When Thomas heard of Sirius’s habit of retiring on to the moor to practise singing, he feared lest his precious animal should become notorious as “the singing dog,” and be exploited. It was indeed startling for the natives to hear the sweet, accurate, but inarticulate and inhuman voice, and to come upon a large dog squatting on his haunches melodiously giving tongue. Thomas, it was rumoured, had sinister powers. He could put demons into dogs. Fortunately the farther these rumours spread, the less they were believed. No craze equivalent to the case of the talking mongoose or the Loch Ness monster developed over the singing dog.

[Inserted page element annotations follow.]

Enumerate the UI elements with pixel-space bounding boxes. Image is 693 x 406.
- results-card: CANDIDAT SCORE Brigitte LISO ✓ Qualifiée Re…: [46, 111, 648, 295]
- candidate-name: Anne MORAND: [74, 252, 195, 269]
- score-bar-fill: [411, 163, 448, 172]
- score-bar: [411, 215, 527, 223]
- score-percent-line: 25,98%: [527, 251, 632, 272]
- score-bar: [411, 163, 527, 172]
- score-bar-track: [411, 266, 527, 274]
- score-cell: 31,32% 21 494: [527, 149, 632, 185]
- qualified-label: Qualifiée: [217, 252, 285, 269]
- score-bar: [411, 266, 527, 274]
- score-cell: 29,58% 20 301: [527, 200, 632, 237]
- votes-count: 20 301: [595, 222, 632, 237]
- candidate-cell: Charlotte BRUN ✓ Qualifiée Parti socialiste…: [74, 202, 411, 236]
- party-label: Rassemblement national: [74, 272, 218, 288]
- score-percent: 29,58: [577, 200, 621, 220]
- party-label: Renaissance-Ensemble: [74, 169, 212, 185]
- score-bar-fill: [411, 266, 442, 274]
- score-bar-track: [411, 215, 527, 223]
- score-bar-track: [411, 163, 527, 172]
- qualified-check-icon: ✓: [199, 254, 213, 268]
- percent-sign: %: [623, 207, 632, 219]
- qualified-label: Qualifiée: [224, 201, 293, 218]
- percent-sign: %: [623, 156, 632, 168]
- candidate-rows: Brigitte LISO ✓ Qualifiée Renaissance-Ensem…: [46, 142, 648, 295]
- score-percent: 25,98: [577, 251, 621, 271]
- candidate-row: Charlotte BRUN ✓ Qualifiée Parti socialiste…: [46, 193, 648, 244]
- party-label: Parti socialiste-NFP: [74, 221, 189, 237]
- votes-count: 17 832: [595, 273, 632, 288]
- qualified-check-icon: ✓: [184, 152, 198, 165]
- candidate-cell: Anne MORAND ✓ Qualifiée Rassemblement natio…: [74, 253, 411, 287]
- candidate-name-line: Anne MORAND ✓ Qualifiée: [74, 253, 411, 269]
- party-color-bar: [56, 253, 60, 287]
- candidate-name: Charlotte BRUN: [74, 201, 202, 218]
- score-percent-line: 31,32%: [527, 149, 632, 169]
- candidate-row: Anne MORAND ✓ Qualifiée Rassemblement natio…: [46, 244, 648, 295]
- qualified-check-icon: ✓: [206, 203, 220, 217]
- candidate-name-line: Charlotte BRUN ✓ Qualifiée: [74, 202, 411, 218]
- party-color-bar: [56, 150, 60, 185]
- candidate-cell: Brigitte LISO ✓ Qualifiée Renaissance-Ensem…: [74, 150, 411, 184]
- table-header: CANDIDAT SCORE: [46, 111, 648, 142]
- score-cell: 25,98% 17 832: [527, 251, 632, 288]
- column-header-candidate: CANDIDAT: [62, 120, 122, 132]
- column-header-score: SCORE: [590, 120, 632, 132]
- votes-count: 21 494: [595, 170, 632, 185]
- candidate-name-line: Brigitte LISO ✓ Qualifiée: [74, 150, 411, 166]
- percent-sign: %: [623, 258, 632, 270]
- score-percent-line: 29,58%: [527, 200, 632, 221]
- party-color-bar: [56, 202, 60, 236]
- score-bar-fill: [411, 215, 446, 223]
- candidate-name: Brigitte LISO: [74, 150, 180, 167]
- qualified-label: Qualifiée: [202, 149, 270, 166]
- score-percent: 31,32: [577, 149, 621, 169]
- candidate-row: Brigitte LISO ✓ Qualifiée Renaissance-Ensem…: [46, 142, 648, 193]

In his puppyhood Sirius sang only human music. Throughout his life he was deeply interested in the great classical achievements of man’s musical genius, but as he had always found the fundamental structure of human music crude, and inadequate to his interest in sound-form and the emotions which sought musical expression, he began to experiment with new scales, intervals, and rhythms, suited to his more sensitive hearing. He made use of the quarter-tone and even the eighth-of-a-tone. Sometimes, in his purely canine mood, his melodies divided the octave in quite a different manner from any human musical mode. Thus to the human listener his most distinctive music became less recognizably musical and more like the baying of a dog, though a strangely varied and disturbing baying.
A supple and mellow voice was Sirius’s only medium of expression. He often longed to play some instrument, so as to be able to introduce harmony into his experiments, but his tragic lack of hands prevented him. Sometimes he sat at the piano trying to finger out a two-note accompaniment to his singing, but his paws were far too clumsy to do even this properly. For long spells he would give up music entirely because his handlessness prevented him from doing what he wanted with it. At these times he would wander about with tail and head low, refusing comfort. The mingled sense of helplessness and talent tormented him. But presently his buoyant spirits would revive, and he would resolve that, if instrumental music must remain for ever impossible to him, he would do new and marvellous things with his voice. Throughout his life Sirius alternated between self-pity on account of his disabilities and a surprisingly detached and humorous acceptance of his nature and his environment, issuing in a zestful will to triumph in spite of everything.